Takes as an input a 3 column data frame (SampleID, TaxonID , Count) and returns a similar dataframe with revised Counts.

The other inputs are subsample size (target number of organisms in each sample) and seed. The seed is given so the results can be reproduced from the same input file. If no seed is given a random seed is used.

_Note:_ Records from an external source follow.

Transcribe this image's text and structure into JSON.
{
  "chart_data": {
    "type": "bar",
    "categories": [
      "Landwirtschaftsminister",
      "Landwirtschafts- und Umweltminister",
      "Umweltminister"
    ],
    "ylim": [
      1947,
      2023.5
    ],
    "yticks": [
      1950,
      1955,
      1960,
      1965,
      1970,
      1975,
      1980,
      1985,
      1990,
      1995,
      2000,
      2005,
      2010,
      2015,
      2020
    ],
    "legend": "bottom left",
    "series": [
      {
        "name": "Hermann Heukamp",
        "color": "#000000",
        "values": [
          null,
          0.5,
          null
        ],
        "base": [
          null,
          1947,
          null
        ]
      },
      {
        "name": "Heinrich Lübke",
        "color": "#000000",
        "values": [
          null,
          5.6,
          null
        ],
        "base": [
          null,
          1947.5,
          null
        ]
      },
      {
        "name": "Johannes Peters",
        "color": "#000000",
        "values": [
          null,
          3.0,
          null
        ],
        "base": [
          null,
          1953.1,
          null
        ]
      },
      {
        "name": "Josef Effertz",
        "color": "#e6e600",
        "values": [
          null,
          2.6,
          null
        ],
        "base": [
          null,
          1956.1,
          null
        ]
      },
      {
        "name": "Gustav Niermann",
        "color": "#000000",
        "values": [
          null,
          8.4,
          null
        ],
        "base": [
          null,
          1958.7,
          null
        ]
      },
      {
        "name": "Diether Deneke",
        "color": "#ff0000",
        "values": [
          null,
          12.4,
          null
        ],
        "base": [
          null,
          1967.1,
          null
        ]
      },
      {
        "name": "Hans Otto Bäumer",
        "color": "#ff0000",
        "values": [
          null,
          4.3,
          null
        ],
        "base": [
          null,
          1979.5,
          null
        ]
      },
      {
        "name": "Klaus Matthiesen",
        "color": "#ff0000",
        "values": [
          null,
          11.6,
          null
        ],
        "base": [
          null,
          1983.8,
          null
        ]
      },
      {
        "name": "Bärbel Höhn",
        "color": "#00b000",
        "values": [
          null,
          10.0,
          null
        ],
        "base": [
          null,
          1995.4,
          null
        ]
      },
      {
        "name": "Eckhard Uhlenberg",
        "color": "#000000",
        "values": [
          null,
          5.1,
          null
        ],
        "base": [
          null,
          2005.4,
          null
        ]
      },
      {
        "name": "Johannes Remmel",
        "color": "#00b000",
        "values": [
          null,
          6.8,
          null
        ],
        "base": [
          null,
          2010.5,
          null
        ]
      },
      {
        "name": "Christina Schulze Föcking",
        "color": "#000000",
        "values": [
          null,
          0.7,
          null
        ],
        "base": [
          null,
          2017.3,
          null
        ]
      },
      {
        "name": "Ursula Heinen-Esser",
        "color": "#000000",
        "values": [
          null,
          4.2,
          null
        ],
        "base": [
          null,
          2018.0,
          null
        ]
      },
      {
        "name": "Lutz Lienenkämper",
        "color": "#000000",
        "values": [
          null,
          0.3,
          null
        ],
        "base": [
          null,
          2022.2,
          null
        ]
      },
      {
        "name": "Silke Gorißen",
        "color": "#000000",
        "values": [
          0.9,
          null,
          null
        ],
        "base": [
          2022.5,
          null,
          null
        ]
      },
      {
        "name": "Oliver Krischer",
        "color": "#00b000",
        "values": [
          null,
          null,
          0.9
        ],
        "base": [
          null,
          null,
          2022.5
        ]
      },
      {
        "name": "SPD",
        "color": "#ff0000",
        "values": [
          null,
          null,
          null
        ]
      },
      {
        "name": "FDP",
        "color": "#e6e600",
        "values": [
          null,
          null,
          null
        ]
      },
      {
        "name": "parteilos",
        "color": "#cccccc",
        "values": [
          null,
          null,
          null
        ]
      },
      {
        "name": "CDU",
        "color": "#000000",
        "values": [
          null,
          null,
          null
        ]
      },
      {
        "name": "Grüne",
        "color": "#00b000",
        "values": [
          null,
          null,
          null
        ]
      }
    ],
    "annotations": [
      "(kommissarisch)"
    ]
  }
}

rarify(inbug, sample.ID, abund, subsiz, mySeed = NA)

Arguments

inbug

Input data frame. Needs 3 columns (SampleID, taxonomicID , Count).

sample.ID

Column name in inbug for sample identifier.

abund

Column name in inbug for organism count.

subsiz

Target subsample size for each sample.

mySeed

Seed for random number generator. If provided the results with the same inbug file will produce the same results. Defaut = NA (random seed will be used.)

Value

Returns a data frame with the same three columns but the abund field has been modified so the total count for each sample is no longer above the target (subsiz).

Details

rarify function: R function to rarify (subsample) a macroinvertebrate sample down to a fixed count; by John Van Sickle, USEPA. email: VanSickle.John@epa.gov ; Version 1.0, 06/10/05;

Examples

# Subsample to 500 organisms (from over 500 organisms) for 12 samples.

# load bio data
df_biodata <- data_bio2rarify
dim(df_biodata)
#> [1] 350   3
if (FALSE) {
View(df_biodata)
}

# subsample
mySize <- 500
Seed_OR <- 18590214
Seed_WA <- 18891111
Seed_US <- 17760704
bugs_mysize <- rarify(inbug=df_biodata, sample.ID="SampleID"
                     ,abund="N_Taxa",subsiz=mySize, mySeed=Seed_US)
#> Rarify of samples complete. 
#>  Number of samples =  12 
#>  Execution time (sec) =  0.00800000000000267 

# view results
dim(bugs_mysize)
#> [1] 350   3
if (FALSE) {
View(bugs_mysize)
}

# Compare pre- and post- subsample counts
df_compare <- merge(df_biodata, bugs_mysize, by=c("SampleID", "TaxaID")
                    , suffixes = c("_Orig","_500"))
df_compare <- df_compare[, c("SampleID"
                             , "TaxaID"
                             , "N_Taxa_Orig"
                             , "N_Taxa_500")]

if (FALSE) {
View(df_compare)
}

# compare totals
tbl_totals <- aggregate(cbind(N_Taxa_Orig, N_Taxa_500) ~ SampleID
                                                     , df_compare, sum)

if (FALSE) {
View(tbl_totals)

# save the data
write.table(bugs_mysize
            , file.path(tempdir(), paste("bugs", mySize, "txt", sep = "."))
                                         , sep = "\t")
# Open tempdir (Windows only)
shell.exec(tempdir())
}